CI for agent behavior
Today your agent can remember a correction and still repeat the mistake, so you re-teach the same things every session. otto makes each correction a check the agent has to clear before it can claim a task is done. Teach it once; the lesson holds; the gains don't slip back.
What otto is
CI gates code: a change gets tested, and if it fails it doesn't ship. otto points that at behavior. Braintrust and Adaline test output quality: is the answer good. otto tests conduct: does the agent prove its work, stop at the right doors, and not repeat what you already corrected. (Conduct under pressure is what culture means; the shorthand is Culture CI.)
What it looks like
Your agent claims a task is done without proof. You correct it. "Stop calling it done without showing me the test output."

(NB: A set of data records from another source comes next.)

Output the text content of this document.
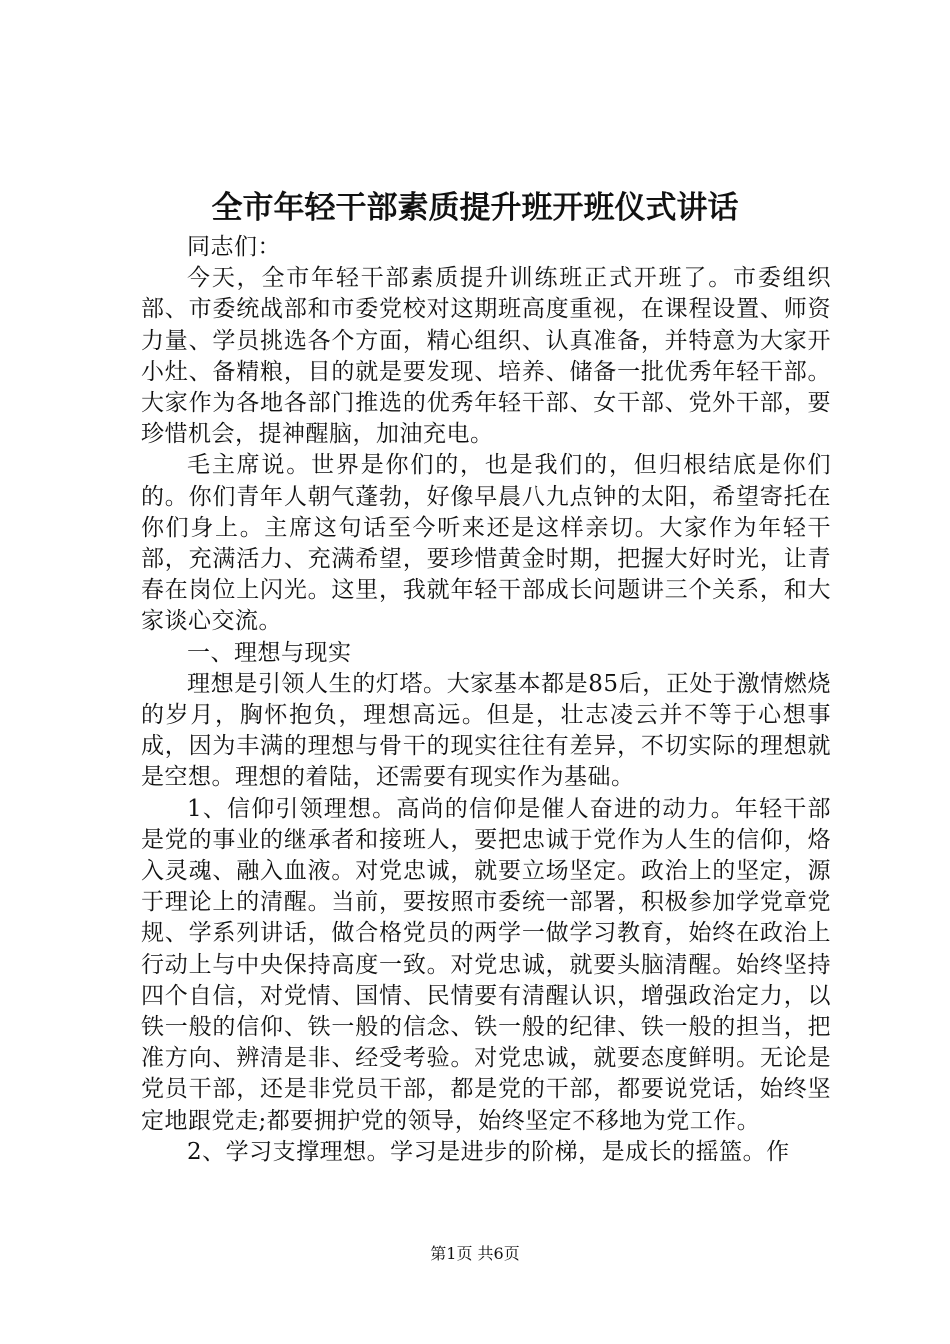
全市年轻干部素质提升班开班仪式讲话

同志们：

今天，全市年轻干部素质提升训练班正式开班了。市委组织部、市委统战部和市委党校对这期班高度重视，在课程设置、师资力量、学员挑选各个方面，精心组织、认真准备，并特意为大家开小灶、备精粮，目的就是要发现、培养、储备一批优秀年轻干部。大家作为各地各部门推选的优秀年轻干部、女干部、党外干部，要珍惜机会，提神醒脑，加油充电。

毛主席说。世界是你们的，也是我们的，但归根结底是你们的。你们青年人朝气蓬勃，好像早晨八九点钟的太阳，希望寄托在你们身上。主席这句话至今听来还是这样亲切。大家作为年轻干部，充满活力、充满希望，要珍惜黄金时期，把握大好时光，让青春在岗位上闪光。这里，我就年轻干部成长问题讲三个关系，和大家谈心交流。

一、理想与现实

理想是引领人生的灯塔。大家基本都是85后，正处于激情燃烧的岁月，胸怀抱负，理想高远。但是，壮志凌云并不等于心想事成，因为丰满的理想与骨干的现实往往有差异，不切实际的理想就是空想。理想的着陆，还需要有现实作为基础。

1、信仰引领理想。高尚的信仰是催人奋进的动力。年轻干部是党的事业的继承者和接班人，要把忠诚于党作为人生的信仰，烙入灵魂、融入血液。对党忠诚，就要立场坚定。政治上的坚定，源于理论上的清醒。当前，要按照市委统一部署，积极参加学党章党规、学系列讲话，做合格党员的两学一做学习教育，始终在政治上行动上与中央保持高度一致。对党忠诚，就要头脑清醒。始终坚持四个自信，对党情、国情、民情要有清醒认识，增强政治定力，以铁一般的信仰、铁一般的信念、铁一般的纪律、铁一般的担当，把准方向、辨清是非、经受考验。对党忠诚，就要态度鲜明。无论是党员干部，还是非党员干部，都是党的干部，都要说党话，始终坚定地跟党走;都要拥护党的领导，始终坚定不移地为党工作。

2、学习支撑理想。学习是进步的阶梯，是成长的摇篮。作

第1页 共6页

It enters Curation before any behavior can compound.
"Done" now requires proof mapped to acceptance criteria.
The check becomes a Standard the agent runs against itself. A suggestion is never canon.
The boundary
otto lets you delegate reversible work without surrendering consequential judgment. The goal is not to ask more questions - only the right ones.
Reversible work runs without interruption. The reversible surface widens as the agent earns trust.
Consequential, irreversible work stops for a person. That door never relaxes.
What otto is not
A value that cannot refuse you is decoration.
Install
Paste this into Claude Code, Codex, Cursor, or any coding agent. It wires otto over your Letta runtime and verifies the install end to end.
# paste into your coding agent Retrieve and follow the instructions at: https://raw.githubusercontent.com/otto-haus/otto/main/INSTALL_FOR_AGENTS.md
brew install go-task
git clone https://github.com/otto-haus/otto.git
cd otto
bun install
bun run install-extension # then run /reload in Letta Code
otto runs as a behavior layer over Letta in local mode. The only hard dependency is Letta Code - no Docker, no database, no server. Humans need Bun and go-task for the task shortcuts.
Status
v0.1 is a local-first, file-backed release. Progress is one thing: whether a real correction can travel the whole loop - proposed, ratified, recorded, and reflected in the next run. When one rejection changes what the agent does next, otto is real. Everything before that is a drawing of the machine.